Our teachers are doing what they must do to survive also. I see my friend Lisa as she runs out the door headed to her second job cleaning a church. Doug leaves for his job at Wal-mart, if it is not his weekend for National Guard. Others have started their own businesses after hours. The consistent theme is that none of us are able to afford to live on what we are making as teachers unless we are married with a spouse who is also working. The teachers in Memphis either have a lower cost of living or we are not doing a good job of managing our funds in our neck of the woods.
Children of Katrina did not make it to our small school. I had friends displaced during the storm. They started over sending their children to the school their children were zoned for in the places they settled. Somehow we missed the fact they could have chosen to send them to the school of their choice. Their children have adjusted to their new situations and are doing fine.
Sesame Street was a great thing when I was a child. I have a strong affection for Muppets.
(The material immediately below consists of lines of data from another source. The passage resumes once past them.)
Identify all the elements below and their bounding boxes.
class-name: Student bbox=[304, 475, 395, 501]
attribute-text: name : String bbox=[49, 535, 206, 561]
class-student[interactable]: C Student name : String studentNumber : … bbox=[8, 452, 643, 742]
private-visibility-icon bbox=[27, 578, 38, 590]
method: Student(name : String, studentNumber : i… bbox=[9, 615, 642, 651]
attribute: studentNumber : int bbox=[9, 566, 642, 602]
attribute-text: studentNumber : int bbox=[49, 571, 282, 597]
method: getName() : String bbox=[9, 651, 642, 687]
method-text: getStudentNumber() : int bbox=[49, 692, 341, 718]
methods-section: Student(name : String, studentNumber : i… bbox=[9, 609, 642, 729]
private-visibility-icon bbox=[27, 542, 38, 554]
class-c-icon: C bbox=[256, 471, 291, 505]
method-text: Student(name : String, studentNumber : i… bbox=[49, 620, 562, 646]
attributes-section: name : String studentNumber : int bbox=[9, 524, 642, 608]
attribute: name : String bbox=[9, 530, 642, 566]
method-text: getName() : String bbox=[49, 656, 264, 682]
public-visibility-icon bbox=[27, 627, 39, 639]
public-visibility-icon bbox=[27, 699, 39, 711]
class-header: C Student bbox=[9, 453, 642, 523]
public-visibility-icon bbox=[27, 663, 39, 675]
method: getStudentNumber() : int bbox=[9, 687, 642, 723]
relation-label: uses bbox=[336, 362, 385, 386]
After all, Chrissy Gayle was born three blocks from where Kermit the frog was dreamed up. The maternity ward had murals of Miss Piggy, Kermit and the whole crew lovingly lining the walls waiting to great the new arrivals. The Muppets have become to commercial to suit me. I miss the good ole days. Why do babies have to be constantly having learning shoved down their throat even before they are out of the womb? Can’t they just look up at a mobile and discover things anymore? Can’t we just learn to sing our A, B, C’s and be happy? Take your kid away from the television, go outside, and play. Have a great summer!

1 comment:

  1. I am glad to know that I am not the only person ever "abused" by her family by working with them to maintain the family farm. Despite the fact that Daddy worked for the government and we were over 150 miles from the farm, we still went down for slaughter (I have washed more than my share of entrails to use for sausage casing), planting, and harvest times - especially in the orchards because we kids could climb the trees and pick before the apples fell and were bruised. "Perfect" apples bring more in profit, bruised apples were for slicing and preserving. I also spent many summer hours in the fields weeding and such. (My grandfather wouldn't allow us to have fireworks on the 4th of July until all of the potatoes were dug. Think I should call DCS?) The produce and other foodstuffs raised on the farm provided our family with healthy, inexpensive food and an additional source of income. And I didn't have to be TAUGHT where food came from, or any of that stuff...I was intimately acquainted with the origins of my daily meat-and-three. That's why you should never name the calves and piglets. It will break a little girl's heart. Thank you for letting me vent and rant, but when people say that I am 'abusing" my own children because they have to help snap beans, shell peas, and harvest fruit from our own gardens and orchards - it makes me want to scream!